Indians are slowly, but surely waking up to its beauty and the reasons are not far to seek. Haiku is about nature’s creative force and if we read the Rig Veda, all we see are verses in praise of nature. Imagine one of the oldest civilisations known to man, before there was language as we know it now– when the sun was not called the sun neither the moon nor the earth were known by their names. Probably, all that men and women did was to marvel at the colours and the wonders around them. It’s not surprising that nature was worshipped and adored in the Vedic period.

Hindus and Buddhists believe that all Creation is composed of five essential elements, The Panchabhootam. With death, everything is transposed into these elements of nature, balancing the cycle of evolution.

The five elements are:
Ether - Akasha in Sanskrit- is associated with sound
Wind -Vayu – is associated with sound and touch
Fire - Agni - with sound, touch and form
Water - Jalam - with sound, touch, form and flavour
Earth - Prithvi – is associated with sound, touch, form, flavour and smell

This classification and this thinking are woven into the fabric of our daily activities. It’s widely used in all art, including poetry, literature, dance, music, painting and even Ayurveda – a system of traditional medicine native to India.

To this, add that core ingredient of haiku – the art of suggestion. The famous Bharatanatyam dancer Rukmini Devi Arundale said that Abhinaya in dance – the rendering of the various emotions through body and facial expression –needs to be mere suggestion, anything more becomes drama.

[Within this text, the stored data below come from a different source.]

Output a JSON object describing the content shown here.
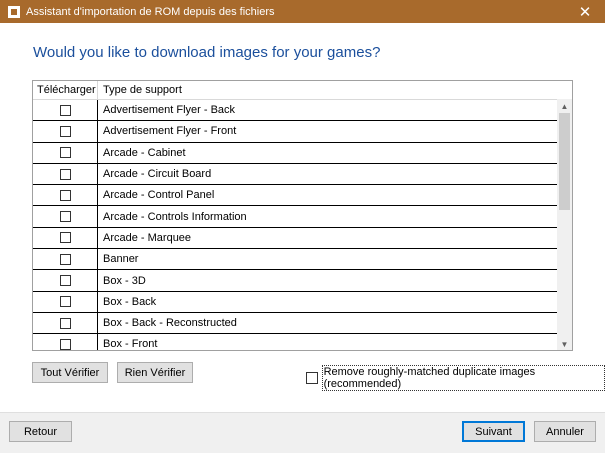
{
  "window": {
    "title": "Assistant d'importation de ROM depuis des fichiers",
    "close_glyph": "✕"
  },
  "heading": "Would you like to download images for your games?",
  "grid": {
    "columns": [
      "Télécharger",
      "Type de support"
    ],
    "rows": [
      {
        "label": "Advertisement Flyer - Back",
        "checked": false
      },
      {
        "label": "Advertisement Flyer - Front",
        "checked": false
      },
      {
        "label": "Arcade - Cabinet",
        "checked": false
      },
      {
        "label": "Arcade - Circuit Board",
        "checked": false
      },
      {
        "label": "Arcade - Control Panel",
        "checked": false
      },
      {
        "label": "Arcade - Controls Information",
        "checked": false
      },
      {
        "label": "Arcade - Marquee",
        "checked": false
      },
      {
        "label": "Banner",
        "checked": false
      },
      {
        "label": "Box - 3D",
        "checked": false
      },
      {
        "label": "Box - Back",
        "checked": false
      },
      {
        "label": "Box - Back - Reconstructed",
        "checked": false
      },
      {
        "label": "Box - Front",
        "checked": false
      }
    ]
  },
  "buttons": {
    "check_all": "Tout Vérifier",
    "check_none": "Rien Vérifier",
    "back": "Retour",
    "next": "Suivant",
    "cancel": "Annuler"
  },
  "dedupe": {
    "label": "Remove roughly-matched duplicate images (recommended)",
    "checked": false
  },
  "colors": {
    "titlebar": "#a86a2c",
    "heading": "#1b4f9c",
    "accent": "#0078d7"
  },
  "icons": {
    "scroll_up": "▲",
    "scroll_down": "▼"
  }
}
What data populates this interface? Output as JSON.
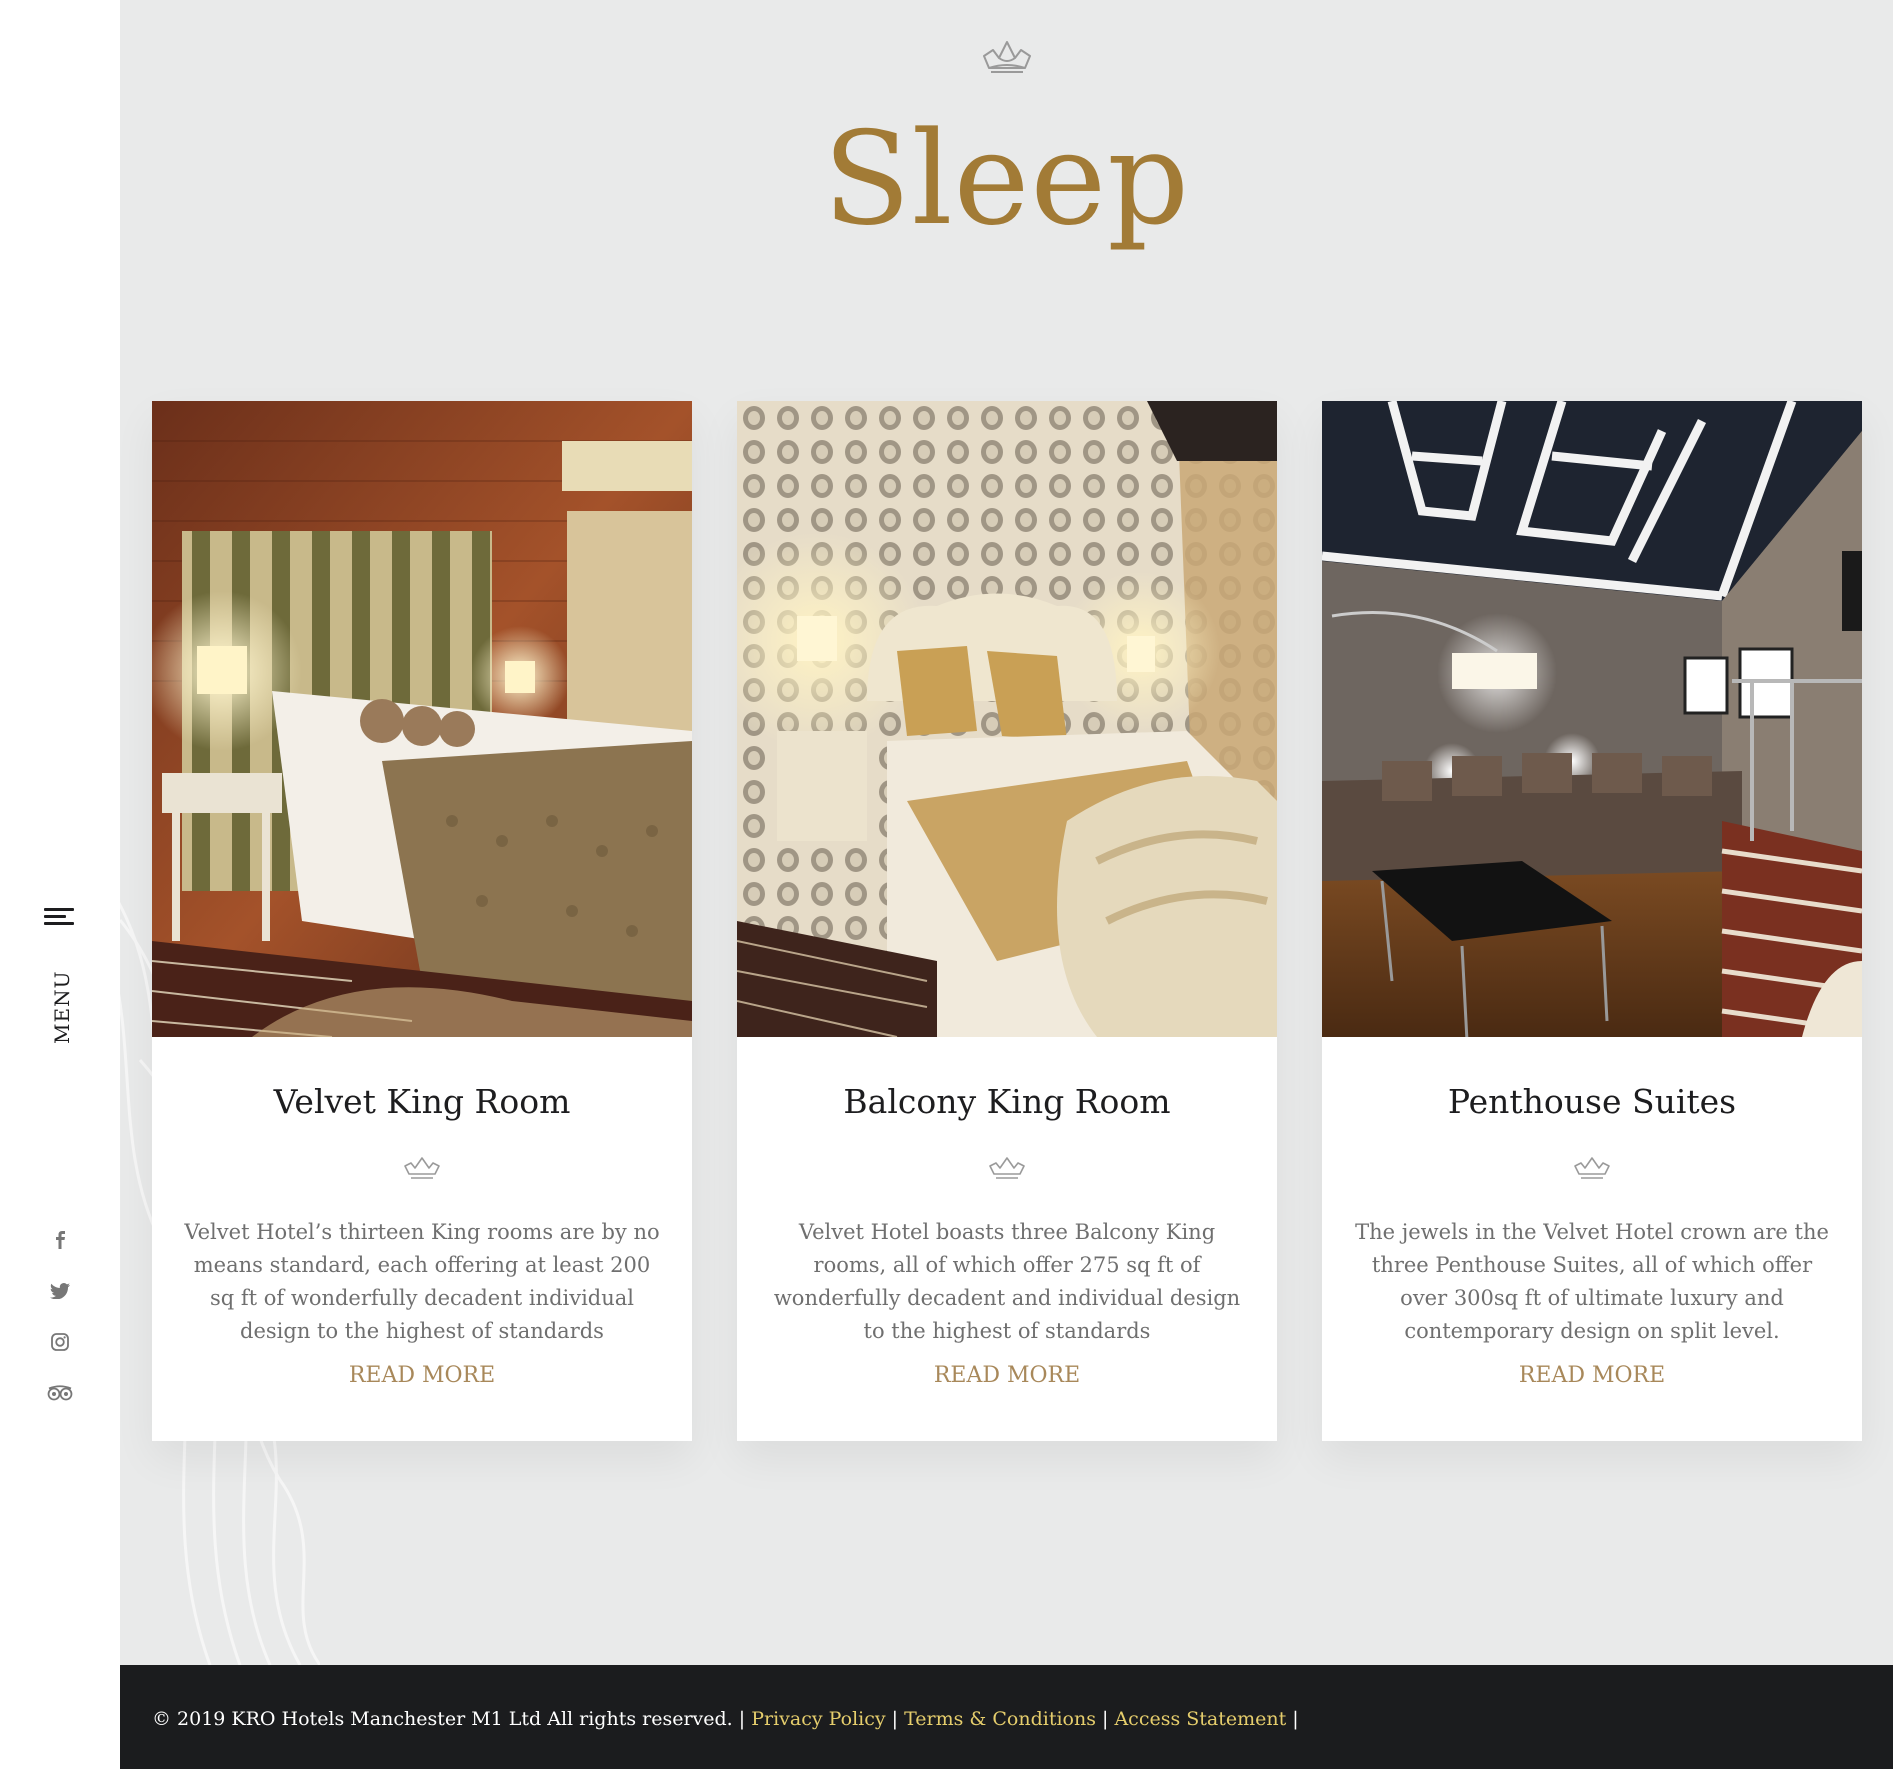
{
  "sidebar": {
    "menu_label": "MENU",
    "social": [
      {
        "icon": "facebook-icon"
      },
      {
        "icon": "twitter-icon"
      },
      {
        "icon": "instagram-icon"
      },
      {
        "icon": "tripadvisor-icon"
      }
    ]
  },
  "main": {
    "title": "Sleep",
    "read_more_label": "READ MORE",
    "rooms": [
      {
        "title": "Velvet King Room",
        "description": "Velvet Hotel’s thirteen King rooms are by no means standard, each offering at least 200 sq ft of wonderfully decadent individual design to the highest of standards",
        "link": "READ MORE"
      },
      {
        "title": "Balcony King Room",
        "description": "Velvet Hotel boasts three Balcony King rooms, all of which offer 275 sq ft of wonderfully decadent and individual design to the highest of standards",
        "link": "READ MORE"
      },
      {
        "title": "Penthouse Suites",
        "description": "The jewels in the Velvet Hotel crown are the three Penthouse Suites, all of which offer over 300sq ft of ultimate luxury and contemporary design on split level.",
        "link": "READ MORE"
      }
    ]
  },
  "footer": {
    "copyright": "© 2019 KRO Hotels Manchester M1 Ltd All rights reserved.",
    "separator": " | ",
    "links": [
      "Privacy Policy",
      "Terms & Conditions",
      "Access Statement"
    ],
    "trailing": " |"
  },
  "colors": {
    "accent_gold": "#a27b36",
    "link_gold": "#a8885a",
    "footer_link": "#e5cd6c",
    "main_bg": "#e9eaea",
    "footer_bg": "#1b1c1e"
  }
}
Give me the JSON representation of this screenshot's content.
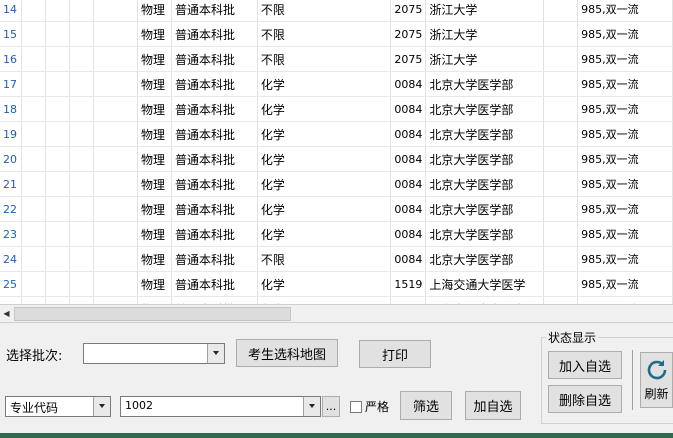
{
  "grid": {
    "rows": [
      {
        "no": "14",
        "subject": "物理",
        "batch": "普通本科批",
        "req": "不限",
        "code": "2075",
        "school": "浙江大学",
        "tag": "985,双一流"
      },
      {
        "no": "15",
        "subject": "物理",
        "batch": "普通本科批",
        "req": "不限",
        "code": "2075",
        "school": "浙江大学",
        "tag": "985,双一流"
      },
      {
        "no": "16",
        "subject": "物理",
        "batch": "普通本科批",
        "req": "不限",
        "code": "2075",
        "school": "浙江大学",
        "tag": "985,双一流"
      },
      {
        "no": "17",
        "subject": "物理",
        "batch": "普通本科批",
        "req": "化学",
        "code": "0084",
        "school": "北京大学医学部",
        "tag": "985,双一流"
      },
      {
        "no": "18",
        "subject": "物理",
        "batch": "普通本科批",
        "req": "化学",
        "code": "0084",
        "school": "北京大学医学部",
        "tag": "985,双一流"
      },
      {
        "no": "19",
        "subject": "物理",
        "batch": "普通本科批",
        "req": "化学",
        "code": "0084",
        "school": "北京大学医学部",
        "tag": "985,双一流"
      },
      {
        "no": "20",
        "subject": "物理",
        "batch": "普通本科批",
        "req": "化学",
        "code": "0084",
        "school": "北京大学医学部",
        "tag": "985,双一流"
      },
      {
        "no": "21",
        "subject": "物理",
        "batch": "普通本科批",
        "req": "化学",
        "code": "0084",
        "school": "北京大学医学部",
        "tag": "985,双一流"
      },
      {
        "no": "22",
        "subject": "物理",
        "batch": "普通本科批",
        "req": "化学",
        "code": "0084",
        "school": "北京大学医学部",
        "tag": "985,双一流"
      },
      {
        "no": "23",
        "subject": "物理",
        "batch": "普通本科批",
        "req": "化学",
        "code": "0084",
        "school": "北京大学医学部",
        "tag": "985,双一流"
      },
      {
        "no": "24",
        "subject": "物理",
        "batch": "普通本科批",
        "req": "不限",
        "code": "0084",
        "school": "北京大学医学部",
        "tag": "985,双一流"
      },
      {
        "no": "25",
        "subject": "物理",
        "batch": "普通本科批",
        "req": "化学",
        "code": "1519",
        "school": "上海交通大学医学",
        "tag": "985,双一流"
      }
    ],
    "partial_row": {
      "subject": "物理",
      "batch": "普通本科批",
      "req": "化学",
      "school": "上海交通大学医学",
      "tag": "985,双一流"
    }
  },
  "controls": {
    "batch_label": "选择批次:",
    "batch_value": "",
    "map_button": "考生选科地图",
    "print_button": "打印",
    "field_select": "专业代码",
    "field_value": "1002",
    "ellipsis_button": "...",
    "strict_label": "严格",
    "filter_button": "筛选",
    "add_fav_button": "加自选"
  },
  "status_group": {
    "title": "状态显示",
    "add_button": "加入自选",
    "remove_button": "删除自选",
    "refresh_label": "刷新"
  },
  "colors": {
    "row_number": "#1f5fb0",
    "bottom_strip": "#2f6b4d"
  }
}
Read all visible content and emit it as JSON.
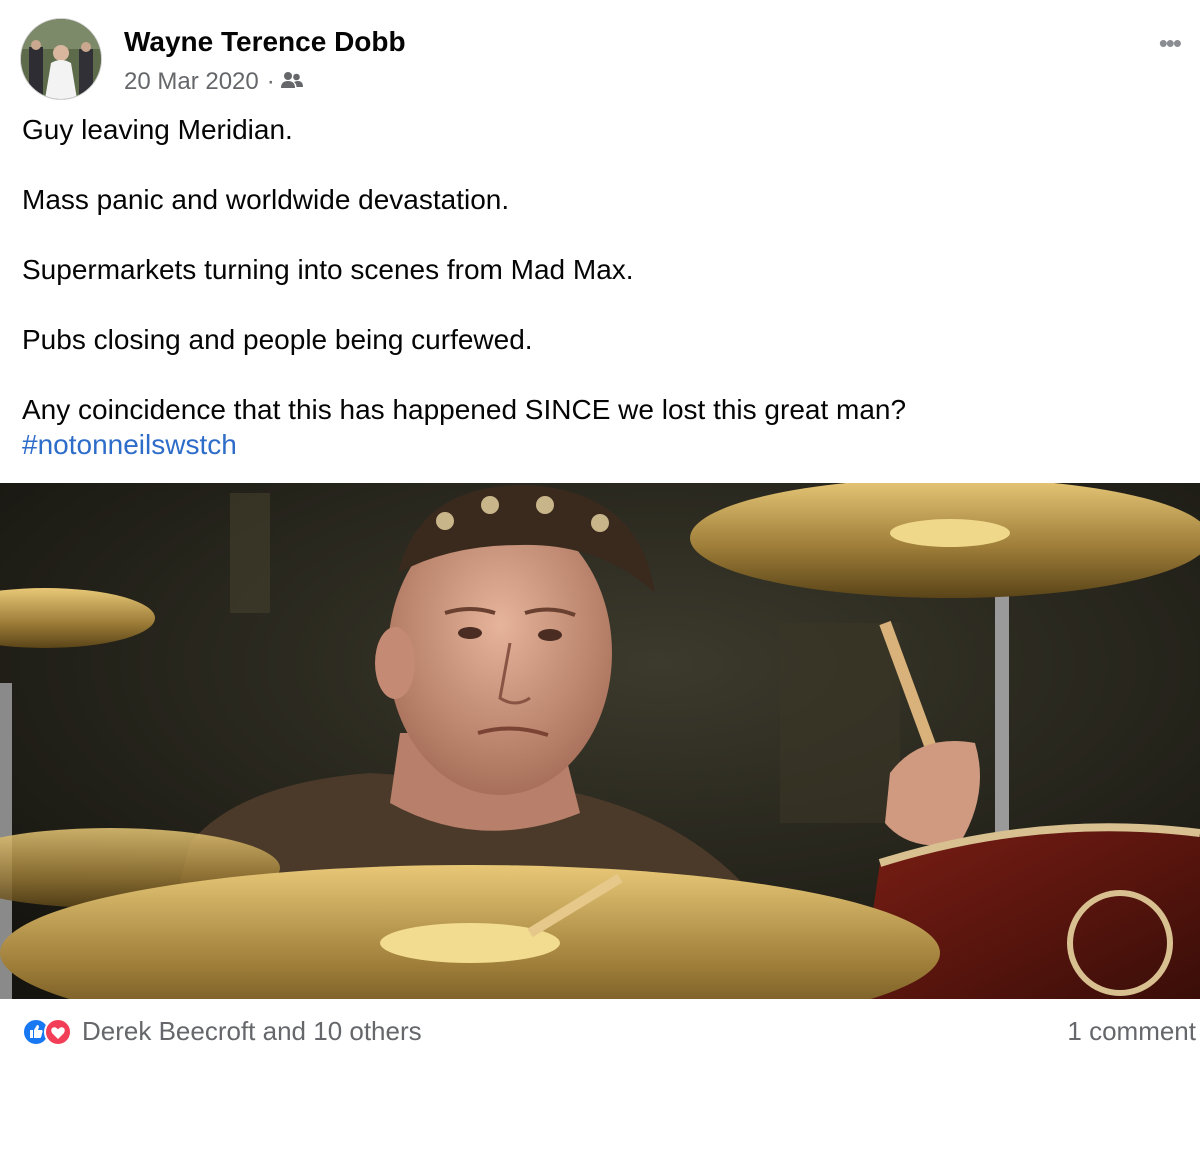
{
  "post": {
    "author": "Wayne Terence Dobb",
    "date": "20 Mar 2020",
    "date_sep": "·",
    "audience_icon": "friends-icon",
    "more_icon": "more-options-icon",
    "more_label": "•••",
    "lines": [
      "Guy leaving Meridian.",
      "Mass panic and worldwide devastation.",
      "Supermarkets turning into scenes from Mad Max.",
      "Pubs closing and people being curfewed.",
      "Any coincidence that this has happened SINCE we lost this great man?"
    ],
    "hashtag": "#notonneilswstch"
  },
  "footer": {
    "reactions_text": "Derek Beecroft and 10 others",
    "reaction_icons": [
      "like-icon",
      "love-icon"
    ],
    "comments_text": "1 comment"
  },
  "colors": {
    "link": "#2d6cc8",
    "secondary_text": "#65676b",
    "like": "#1877f2",
    "love": "#f33e58"
  }
}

It would not be a far stretch to say with haiku we’re touching base with our roots. Haiku poetry fascinated both Rabindranath Tagore and Subramanya Bharathi – revered poets from Bengal and Tamil Nadu – at the beginning of the last century. A recent phenomenon in our haiku landscape has been Prof. Satya Bhushan Verma, a professor emeritus of Jawaharlal Nehru University. He was chosen for the Masaoka Shiki International Haiku Prize in 2002, and he shared the prize money of one million yen with the American poet, Cor van den Heuvel. Haiku in regional languages such as Hindi, Marathi, Telugu, Tamil and Punjabi is gathering momentum.